But imagine switching to another strongly typed (static) language, one you’ve heard of, such as Java.

When I define a makeSound method, it requires me to specify the animal type, so let’s say I make cat:

public class AnimalSound {

    public void makeSound (Cat animal) { // The animal type is a Cat

        animal.sound()

    }

}

Copy the code

Now when we call makeSound and pass in a Cat(new Cat()), it works.

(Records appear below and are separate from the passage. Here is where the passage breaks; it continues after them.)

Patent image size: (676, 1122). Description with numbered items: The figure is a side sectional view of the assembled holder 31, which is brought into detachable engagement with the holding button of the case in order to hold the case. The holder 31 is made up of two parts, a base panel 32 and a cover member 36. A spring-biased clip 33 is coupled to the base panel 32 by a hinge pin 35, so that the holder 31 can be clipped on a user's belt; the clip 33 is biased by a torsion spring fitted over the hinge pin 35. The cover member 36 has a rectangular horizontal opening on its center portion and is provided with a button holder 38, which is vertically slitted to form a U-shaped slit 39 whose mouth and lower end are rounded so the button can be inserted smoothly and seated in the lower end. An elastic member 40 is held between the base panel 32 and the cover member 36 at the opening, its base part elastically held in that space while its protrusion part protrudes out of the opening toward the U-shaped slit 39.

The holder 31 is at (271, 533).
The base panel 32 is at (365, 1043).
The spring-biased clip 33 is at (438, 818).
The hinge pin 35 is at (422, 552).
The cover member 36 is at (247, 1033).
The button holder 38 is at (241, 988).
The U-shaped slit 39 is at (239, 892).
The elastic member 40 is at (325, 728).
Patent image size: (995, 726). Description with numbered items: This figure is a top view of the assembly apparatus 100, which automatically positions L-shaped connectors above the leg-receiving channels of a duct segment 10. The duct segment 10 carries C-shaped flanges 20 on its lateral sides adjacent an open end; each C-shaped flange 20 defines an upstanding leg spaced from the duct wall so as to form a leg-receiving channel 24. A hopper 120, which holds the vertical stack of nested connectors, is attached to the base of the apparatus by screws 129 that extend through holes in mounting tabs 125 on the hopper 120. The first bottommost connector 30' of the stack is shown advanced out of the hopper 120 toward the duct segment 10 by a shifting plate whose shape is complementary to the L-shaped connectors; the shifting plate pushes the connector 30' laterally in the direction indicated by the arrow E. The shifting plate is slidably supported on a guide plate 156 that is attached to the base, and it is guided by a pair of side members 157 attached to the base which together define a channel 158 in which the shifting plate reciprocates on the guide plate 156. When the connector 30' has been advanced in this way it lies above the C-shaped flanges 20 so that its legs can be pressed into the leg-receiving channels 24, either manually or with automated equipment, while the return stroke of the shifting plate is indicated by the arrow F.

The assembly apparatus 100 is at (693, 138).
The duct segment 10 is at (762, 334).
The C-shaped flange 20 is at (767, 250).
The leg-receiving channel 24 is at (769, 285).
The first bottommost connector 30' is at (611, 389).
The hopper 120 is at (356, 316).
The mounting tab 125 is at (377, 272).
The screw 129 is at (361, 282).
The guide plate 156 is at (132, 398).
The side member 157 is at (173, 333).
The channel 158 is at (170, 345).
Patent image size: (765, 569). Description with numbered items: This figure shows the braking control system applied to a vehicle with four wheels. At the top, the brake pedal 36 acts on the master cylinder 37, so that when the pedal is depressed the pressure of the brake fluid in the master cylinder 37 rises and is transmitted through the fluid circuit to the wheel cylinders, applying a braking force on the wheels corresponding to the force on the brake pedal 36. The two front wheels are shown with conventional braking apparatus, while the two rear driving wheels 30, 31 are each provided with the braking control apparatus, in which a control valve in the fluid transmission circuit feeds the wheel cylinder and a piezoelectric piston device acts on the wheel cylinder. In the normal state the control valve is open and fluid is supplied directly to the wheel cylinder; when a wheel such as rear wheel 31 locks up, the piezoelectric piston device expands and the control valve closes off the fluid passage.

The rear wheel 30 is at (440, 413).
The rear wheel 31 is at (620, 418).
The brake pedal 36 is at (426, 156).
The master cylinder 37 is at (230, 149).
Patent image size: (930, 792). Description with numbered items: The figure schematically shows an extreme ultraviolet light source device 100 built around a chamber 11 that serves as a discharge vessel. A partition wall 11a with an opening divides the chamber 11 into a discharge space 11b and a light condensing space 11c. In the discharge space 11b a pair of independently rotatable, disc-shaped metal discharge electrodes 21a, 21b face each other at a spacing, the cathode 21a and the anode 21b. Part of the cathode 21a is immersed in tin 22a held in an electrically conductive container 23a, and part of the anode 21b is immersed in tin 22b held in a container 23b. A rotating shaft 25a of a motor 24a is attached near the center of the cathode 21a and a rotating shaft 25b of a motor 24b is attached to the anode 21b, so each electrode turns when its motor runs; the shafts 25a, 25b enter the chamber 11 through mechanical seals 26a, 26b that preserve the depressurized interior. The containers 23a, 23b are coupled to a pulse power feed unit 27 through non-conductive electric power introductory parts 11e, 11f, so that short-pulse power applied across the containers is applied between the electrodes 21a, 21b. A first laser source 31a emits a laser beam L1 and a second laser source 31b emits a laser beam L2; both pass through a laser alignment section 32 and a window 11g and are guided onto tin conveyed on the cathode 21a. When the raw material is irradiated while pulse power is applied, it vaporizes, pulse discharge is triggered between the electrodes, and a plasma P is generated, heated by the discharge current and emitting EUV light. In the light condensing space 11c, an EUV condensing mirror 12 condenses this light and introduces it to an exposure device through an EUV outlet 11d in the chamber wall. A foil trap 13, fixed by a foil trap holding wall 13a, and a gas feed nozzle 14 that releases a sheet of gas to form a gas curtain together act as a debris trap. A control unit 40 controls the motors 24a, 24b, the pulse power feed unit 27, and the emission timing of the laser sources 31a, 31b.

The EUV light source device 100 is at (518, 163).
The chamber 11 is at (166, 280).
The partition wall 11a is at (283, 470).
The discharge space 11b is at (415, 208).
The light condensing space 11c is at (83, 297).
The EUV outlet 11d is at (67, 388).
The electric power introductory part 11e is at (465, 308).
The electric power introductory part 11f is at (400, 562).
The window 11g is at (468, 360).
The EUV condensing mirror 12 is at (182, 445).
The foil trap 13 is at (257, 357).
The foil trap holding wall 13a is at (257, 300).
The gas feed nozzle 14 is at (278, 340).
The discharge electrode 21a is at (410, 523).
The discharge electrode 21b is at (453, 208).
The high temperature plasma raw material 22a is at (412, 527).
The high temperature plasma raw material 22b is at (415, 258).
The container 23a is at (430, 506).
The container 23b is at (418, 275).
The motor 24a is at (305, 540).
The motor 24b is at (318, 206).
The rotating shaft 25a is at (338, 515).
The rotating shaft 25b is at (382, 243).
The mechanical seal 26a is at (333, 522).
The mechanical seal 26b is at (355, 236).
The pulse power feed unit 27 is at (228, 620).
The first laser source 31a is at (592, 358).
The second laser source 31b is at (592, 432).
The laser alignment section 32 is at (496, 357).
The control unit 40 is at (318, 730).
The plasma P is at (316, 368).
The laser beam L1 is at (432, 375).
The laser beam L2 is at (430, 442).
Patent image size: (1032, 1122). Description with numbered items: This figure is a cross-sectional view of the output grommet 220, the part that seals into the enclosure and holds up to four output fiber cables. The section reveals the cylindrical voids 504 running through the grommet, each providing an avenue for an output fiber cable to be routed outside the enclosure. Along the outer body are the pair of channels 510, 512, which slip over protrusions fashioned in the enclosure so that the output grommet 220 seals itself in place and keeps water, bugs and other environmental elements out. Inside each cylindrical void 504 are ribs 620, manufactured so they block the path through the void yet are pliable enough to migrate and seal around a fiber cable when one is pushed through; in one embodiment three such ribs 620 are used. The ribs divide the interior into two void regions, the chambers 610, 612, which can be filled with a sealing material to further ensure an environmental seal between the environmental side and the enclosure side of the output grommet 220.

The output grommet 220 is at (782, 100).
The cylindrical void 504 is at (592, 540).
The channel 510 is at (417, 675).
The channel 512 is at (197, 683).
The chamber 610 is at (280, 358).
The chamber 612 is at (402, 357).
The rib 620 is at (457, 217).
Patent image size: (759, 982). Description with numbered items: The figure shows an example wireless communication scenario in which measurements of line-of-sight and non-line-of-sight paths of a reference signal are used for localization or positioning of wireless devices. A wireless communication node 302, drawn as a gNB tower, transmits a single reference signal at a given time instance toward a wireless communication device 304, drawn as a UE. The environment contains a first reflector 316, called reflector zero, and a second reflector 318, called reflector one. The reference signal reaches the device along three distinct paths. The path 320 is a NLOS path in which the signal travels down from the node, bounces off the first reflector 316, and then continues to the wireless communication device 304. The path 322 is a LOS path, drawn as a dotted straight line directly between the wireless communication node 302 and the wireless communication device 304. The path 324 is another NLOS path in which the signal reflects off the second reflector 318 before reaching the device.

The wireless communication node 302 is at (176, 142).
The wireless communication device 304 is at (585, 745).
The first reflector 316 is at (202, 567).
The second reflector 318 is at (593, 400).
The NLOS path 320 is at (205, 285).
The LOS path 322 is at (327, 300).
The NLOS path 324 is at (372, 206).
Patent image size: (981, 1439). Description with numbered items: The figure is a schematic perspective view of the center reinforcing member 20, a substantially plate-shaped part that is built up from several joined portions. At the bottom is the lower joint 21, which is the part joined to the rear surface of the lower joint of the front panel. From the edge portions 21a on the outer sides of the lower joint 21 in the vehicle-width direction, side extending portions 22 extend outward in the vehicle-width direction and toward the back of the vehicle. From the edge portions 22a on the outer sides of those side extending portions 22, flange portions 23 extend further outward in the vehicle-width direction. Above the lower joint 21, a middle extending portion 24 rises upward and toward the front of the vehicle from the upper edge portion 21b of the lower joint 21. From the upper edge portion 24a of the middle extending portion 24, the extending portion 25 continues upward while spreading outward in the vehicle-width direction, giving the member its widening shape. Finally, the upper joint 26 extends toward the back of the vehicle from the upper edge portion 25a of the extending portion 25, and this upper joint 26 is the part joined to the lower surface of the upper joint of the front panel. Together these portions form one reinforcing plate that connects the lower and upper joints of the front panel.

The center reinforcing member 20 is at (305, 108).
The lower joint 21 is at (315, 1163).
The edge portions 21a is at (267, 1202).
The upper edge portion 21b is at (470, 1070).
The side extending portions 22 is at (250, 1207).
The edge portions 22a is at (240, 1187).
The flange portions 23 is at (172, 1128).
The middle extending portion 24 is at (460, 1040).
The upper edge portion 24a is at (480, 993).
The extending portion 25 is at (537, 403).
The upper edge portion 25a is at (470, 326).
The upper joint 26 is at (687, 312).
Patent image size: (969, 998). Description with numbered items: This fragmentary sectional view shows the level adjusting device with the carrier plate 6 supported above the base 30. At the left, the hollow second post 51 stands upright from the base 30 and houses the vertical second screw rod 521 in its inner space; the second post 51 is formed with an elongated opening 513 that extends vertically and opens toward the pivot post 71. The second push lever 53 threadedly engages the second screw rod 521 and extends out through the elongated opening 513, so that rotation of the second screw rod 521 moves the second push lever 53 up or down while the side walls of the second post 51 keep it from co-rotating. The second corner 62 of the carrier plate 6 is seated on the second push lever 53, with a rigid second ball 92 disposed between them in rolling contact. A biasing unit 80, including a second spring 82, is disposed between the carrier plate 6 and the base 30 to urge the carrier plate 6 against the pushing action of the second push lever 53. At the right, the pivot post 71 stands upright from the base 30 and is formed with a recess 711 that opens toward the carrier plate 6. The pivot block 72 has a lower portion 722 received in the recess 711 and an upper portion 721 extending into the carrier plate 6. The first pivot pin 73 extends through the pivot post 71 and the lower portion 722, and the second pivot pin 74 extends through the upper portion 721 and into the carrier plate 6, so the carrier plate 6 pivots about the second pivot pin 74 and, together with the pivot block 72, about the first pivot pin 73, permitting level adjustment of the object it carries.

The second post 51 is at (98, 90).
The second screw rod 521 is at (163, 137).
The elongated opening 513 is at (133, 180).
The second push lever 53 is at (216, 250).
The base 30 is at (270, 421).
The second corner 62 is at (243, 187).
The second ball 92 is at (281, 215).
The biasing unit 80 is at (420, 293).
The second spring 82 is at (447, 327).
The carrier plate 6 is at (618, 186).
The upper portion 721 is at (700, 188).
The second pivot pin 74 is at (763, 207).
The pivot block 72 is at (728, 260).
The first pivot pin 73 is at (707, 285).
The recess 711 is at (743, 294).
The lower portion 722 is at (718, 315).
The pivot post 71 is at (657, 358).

But what if you call a makeSound method with a dog? The program doesn’t allow us to do that, because it says the animal must be a cat.

So you can see that the type checking of strongly typed languages, while providing security, also makes us feel like we’re not going to be able to do anything when we’re designing a program.

So how can you solve this problem in a strongly typed language like Java 🤔️?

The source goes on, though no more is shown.